Why had she shut out the sunset? Or had she been shutting out something or someone else?
“You should have at least gone back to your sister’s,” he said.
“I can take care of myself,” she said, and she was all prickly pride again as she lifted her chin.
“I took that oar away from you,” he said. And finally he released it, tossing it down onto her couch.
“After I hit you with it.”
“If you’d found an intruder, he could have taken it away from you just as easily as I did,” he said. “You shouldn’t have taken that chance.”
“Says the man who fights wildfires for a living,” she said. “Like you should talk to anyone about taking chances. Hypocrite.”
“I know what a fire can do,” he said. He’d learned at a young age—only too well—the destruction and devastation a fire could cause. “You don’t know what an intruder would have done to you.”
She shivered and wrapped her arms protectively around herself. Without her heels and fancy dress, she looked small and delicate and vulnerable.
During a wildfire, rescuing people in danger was part of his job. He wasn’t on the job tonight. But it didn’t matter. He couldn’t fight his nature to protect. He couldn’t fight his attraction to Avery Kincaid, either. Silently cursing, he reached for her and pulled her close. Her body felt small and delicate against his but also soft and warm and curvy.
She trembled in his arms. Then her hands clutched the back of his shirt. Instead of pulling him away, though, she burrowed closer.
“You were really frightened,” he said, as he pulled her even closer. The thought of her being alone and scared had a pang striking his heart.
A breath shuddered out of her lips and warmly caressed his throat. “I just had the strangest feeling,” she said. “Like someone was watching me...”
Someone was outside her house. He had felt it, too.
“Who would be watching you?” he asked.
She shrugged. “I don’t know...”
“You weren’t meeting anyone here tonight?”
“I already told you I wasn’t expecting anyone,” she reminded him.
“You haven’t been talking to anyone in Northern Lakes about a story?”
“Just you,” she replied, her eyes full of suspicion.
“I was at your sister’s,” he reminded her, “looking at every single little thing your nephews own.”
Her lips curved into a slight smile.
“You haven’t been talking to anyone else? No sources?”
Her brow furrowed now. “My nephews are my sources,” she reminded him. “They’re the ones who told me that you were the one who saved them.”
It sounded as though she was telling the truth. But Dawson wasn’t certain he could trust her. Reporters lied. They’d lied to him years ago. Women lied. His friends—Braden Zimmer most recently—had been through enough pain to prove that to him. But if he pressed the issue of sources, she would figure out that there was more to the fire, just as she already suspected.

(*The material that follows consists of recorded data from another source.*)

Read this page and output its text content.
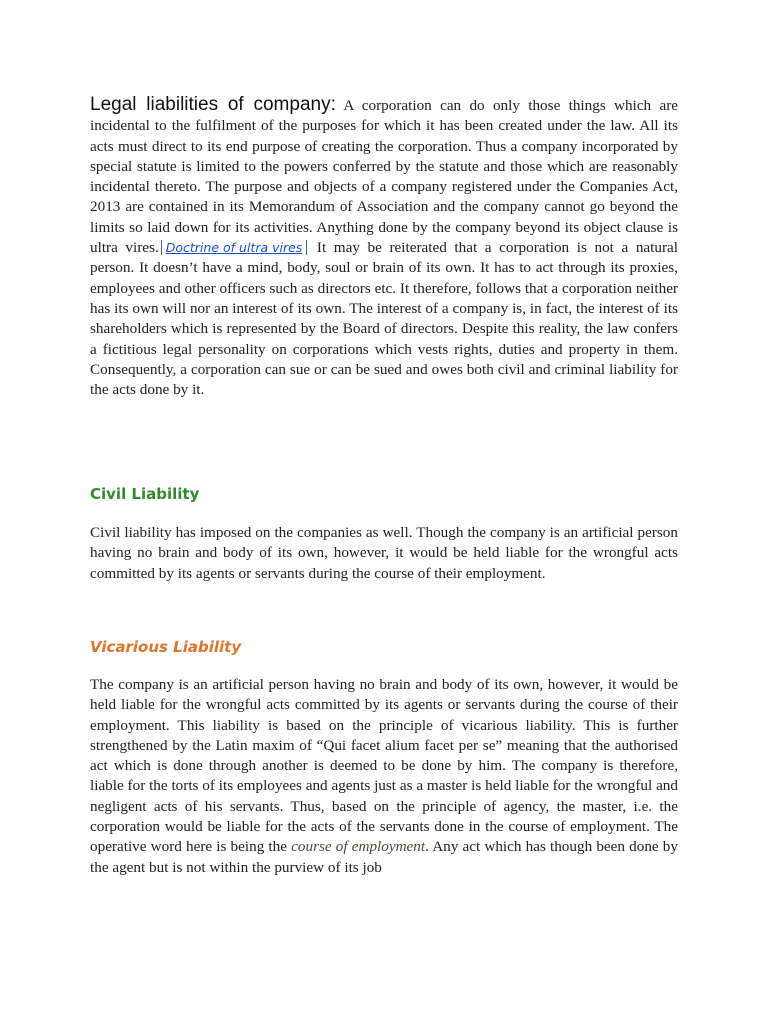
Legal liabilities of company: A corporation can do only those things which are incidental to the fulfilment of the purposes for which it has been created under the law. All its acts must direct to its end purpose of creating the corporation. Thus a company incorporated by special statute is limited to the powers conferred by the statute and those which are reasonably incidental thereto. The purpose and objects of a company registered under the Companies Act, 2013 are contained in its Memorandum of Association and the company cannot go beyond the limits so laid down for its activities. Anything done by the company beyond its object clause is ultra vires. Doctrine of ultra vires It may be reiterated that a corporation is not a natural person. It doesn’t have a mind, body, soul or brain of its own. It has to act through its proxies, employees and other officers such as directors etc. It therefore, follows that a corporation neither has its own will nor an interest of its own. The interest of a company is, in fact, the interest of its shareholders which is represented by the Board of directors. Despite this reality, the law confers a fictitious legal personality on corporations which vests rights, duties and property in them. Consequently, a corporation can sue or can be sued and owes both civil and criminal liability for the acts done by it.

Civil Liability

Civil liability has imposed on the companies as well. Though the company is an artificial person having no brain and body of its own, however, it would be held liable for the wrongful acts committed by its agents or servants during the course of their employment.

Vicarious Liability

The company is an artificial person having no brain and body of its own, however, it would be held liable for the wrongful acts committed by its agents or servants during the course of their employment. This liability is based on the principle of vicarious liability. This is further strengthened by the Latin maxim of “Qui facet alium facet per se” meaning that the authorised act which is done through another is deemed to be done by him. The company is therefore, liable for the torts of its employees and agents just as a master is held liable for the wrongful and negligent acts of his servants. Thus, based on the principle of agency, the master, i.e. the corporation would be liable for the acts of the servants done in the course of employment. The operative word here is being the course of employment. Any act which has though been done by the agent but is not within the purview of its job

“Do you have a stalker?” he asked. “An obsessed fan?”
“I don’t know if I’d call them fans,” she remarked, almost modestly. “But I have people who send stuff to the station for me. Letters. Gifts.”
Of course she did. As beautiful as she was, she probably got marriage proposals and jewelry.
“But I wouldn’t call any of them obsessed,” she said. “And not a one of them would know that I’m in Northern Lakes right now.”
Unless they were already in Northern Lakes. Like the arsonist.
But she was right. They couldn’t call the police. They had no proof that anyone had been inside her house. No evidence that anyone was watching her. Only that feeling...
One they shared.
If there had been someone inside, they might come back. Dawson couldn’t leave knowing that Avery could be in danger. It would be against his nature.
“I’m staying here tonight,” he said.